For those of us managing Safety and budgets, microbreaks are simply an essential ingredient in our toolkit reducing knowledge worker injury rates, severity (cost) and requests for assistance. In a way, they’re an insurance policy helping to mitigate the impacts of many factors leading to musculoskeletal disorders. Many studies have shown the palpable productivity returns from how we fatigue at slower rates when using microbreaks, increase our output and accuracy while helping to reduce the effects of stress.
For those in the C-Suite, this is Human Capital Optimization, also known to the rest of us as Working Smarter instead of Working Harder. Hamsters work hard. People should work smarter, as they do in the most effective and successful companies.
In addition to mitigating sedentary behaviors and static postures, high importance has been established by the medical and scientific community on movement, stretching and gentle exercise while working.
Researchers from the National Research Center for the Working Environment in Denmark have published a study “Potential of Micro-exercise To Prevent Long-term Sickness Absence In The General Working Population” presenting an extraordinarily exhaustive view into micro-exercise during work. The huge study involved 70,000+ employees who hadn’t had a long-term sickness absence in the prior 12 months between 2012 and 2018. Their definition of long-term sickness absence was missing work for at least 30 days but no more than 24 months.

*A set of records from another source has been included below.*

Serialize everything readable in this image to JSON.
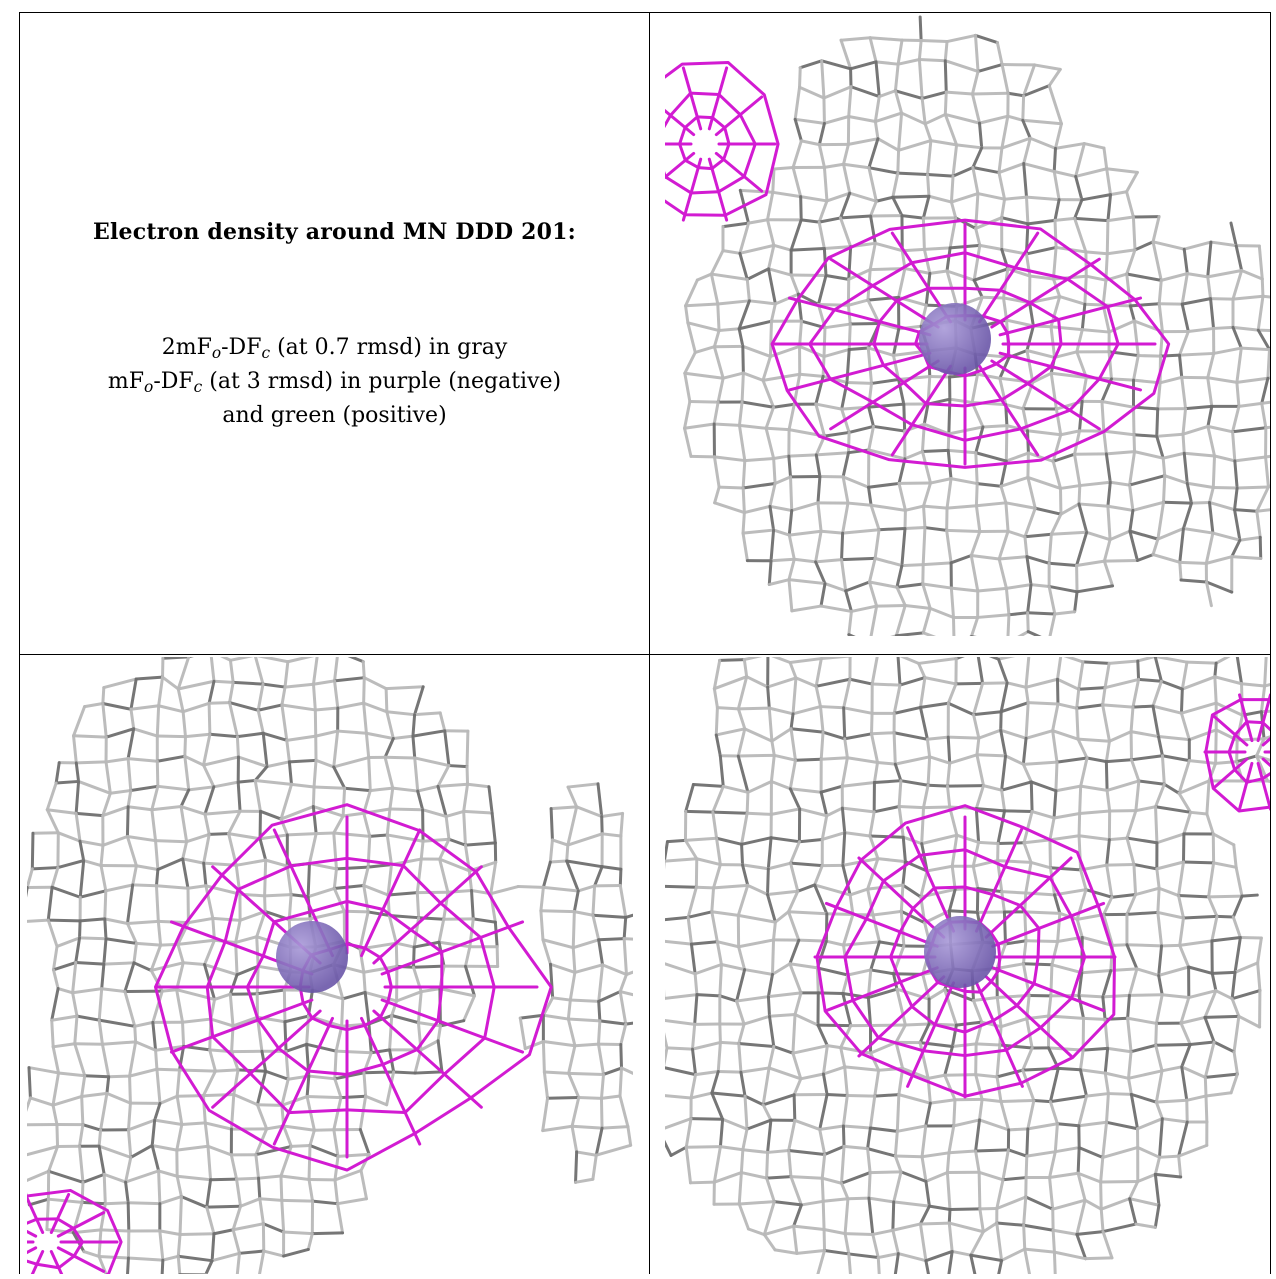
{
  "legend": {
    "title": "Electron density around MN DDD 201:",
    "line1": {
      "prefix": "2mF",
      "sub1": "o",
      "mid": "-DF",
      "sub2": "c",
      "suffix": " (at 0.7 rmsd) in gray"
    },
    "line2": {
      "prefix": "mF",
      "sub1": "o",
      "mid": "-DF",
      "sub2": "c",
      "suffix": " (at 3 rmsd) in purple (negative)"
    },
    "line3": "and green (positive)"
  },
  "colors": {
    "gray_mesh": "#b9b9b9",
    "gray_mesh_dark": "#6f6f6f",
    "purple_mesh": "#d21bd2",
    "atom": "#6a56a8",
    "border": "#000000"
  }
}
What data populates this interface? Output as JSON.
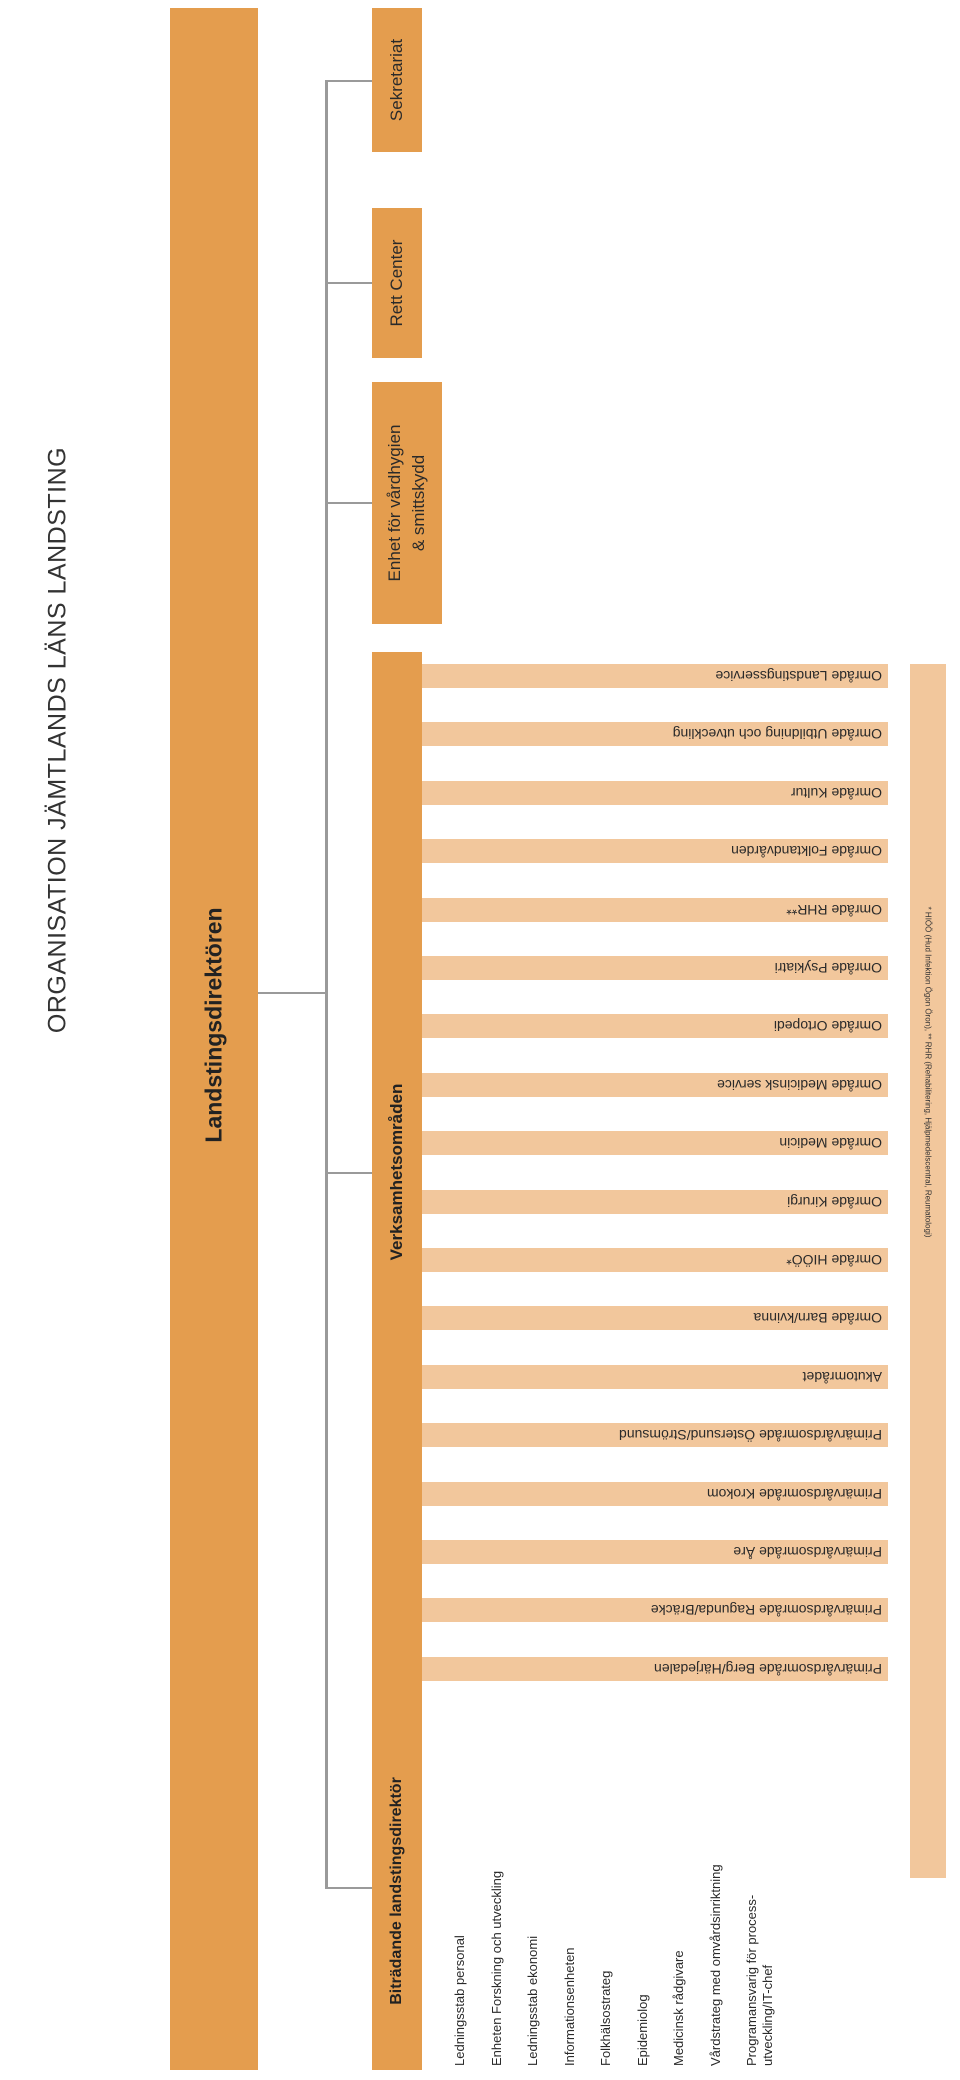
{
  "title": "ORGANISATION JÄMTLANDS LÄNS LANDSTING",
  "director": "Landstingsdirektören",
  "side_units": [
    "Sekretariat",
    "Rett Center",
    "Enhet för vårdhygien\n& smittskydd"
  ],
  "operations": {
    "header": "Verksamhetsområden",
    "areas": [
      "Område Landstingsservice",
      "Område Utbildning och utveckling",
      "Område Kultur",
      "Område Folktandvården",
      "Område RHR**",
      "Område Psykiatri",
      "Område Ortopedi",
      "Område Medicinsk service",
      "Område Medicin",
      "Område Kirurgi",
      "Område HIÖÖ*",
      "Område Barn/kvinna",
      "Akutområdet",
      "Primärvårdsområde Östersund/Strömsund",
      "Primärvårdsområde Krokom",
      "Primärvårdsområde Åre",
      "Primärvårdsområde Ragunda/Bräcke",
      "Primärvårdsområde Berg/Härjedalen"
    ],
    "footnote": "* HIÖÖ (Hud Infektion Ögon Öron), ** RHR (Rehabilitering, Hjälpmedelscentral, Reumatologi)"
  },
  "deputy": {
    "header": "Biträdande landstingsdirektör",
    "staff": [
      "Ledningsstab personal",
      "Enheten Forskning och utveckling",
      "Ledningsstab ekonomi",
      "Informationsenheten",
      "Folkhälsostrateg",
      "Epidemiolog",
      "Medicinsk rådgivare",
      "Vårdstrateg med omvårdsinriktning",
      "Programansvarig för process-\nutveckling/IT-chef"
    ]
  },
  "colors": {
    "dark_box": "#e49d4e",
    "light_box": "#f2c79c",
    "connector": "#9a9a9a"
  }
}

The researchers determined that nearly 13% of such absences could have potentially been prevented with micro-exercise. The researchers further concluded that the micro-exercise “did not provide the same effects if done after work hours”.
We’re reminded of our previous citing of a widely-accepted analysis published by The Integrated Benefits Institute (IBI), U.S. employers by themselves spent $575 billion on employees’ poor health in 2019. That was pre-pandemic of course and included data of 147 million workers from the U.S. Bureau of Labor Statistics and IBI’s Benchmarking Data of 66,000 U.S. employers. Apparently, newer numbers have skyrocketed since the pandemic highly correlated to escalating sedentary behaviors of employees.
According to the study, which is definitely still relevant today, for every dollar spent on healthcare expenditures, “another $0.61 of productivity is lost to illness and injury.” Further, illness-related absences which led to “lost productivity” cost employers an average of $3,900 per employee. That’s significant and lends new understanding underpinning employers’ wide focus on employee-wellness.
Best Practice Behaviors
At many times throughout our lives, each of us encounter situations where we’ll greatly benefit from improving our behaviors. Specifically regarding employees working on computers, we understand, guided by more than 40 years of evidence-based science, that to work comfortably, safely and most productively we need to conduct our behaviors in known healthful ways including:
- working at the computer using neutral postures,
- moving about periodically while working, stretching if possible, to break up long periods of static postures, and
- providing brief recovery time, periodically while working, to allow our bodies time to reoxygenate cells, provide much-needed nutrients and remove metabolic waste products.
For professionals who’ve already been providing office and home office employees with training and better adjustable furniture and equipment, kudos to you as your efforts are spot on as every office employee can benefit from these pieces of the solution.
Applied Behavioral Analysis, however, teaches that there’s still one more integral piece required to bind these elements together to become an effective sustainable behavioral improvement and effectively mitigate the risk.
Science and voluminous research have conclusively shown that you can improve these safety behaviors of integrating neutral postures, moving about periodically, and pacing with a point-of-use operant conditioning positive reinforcement tool being used.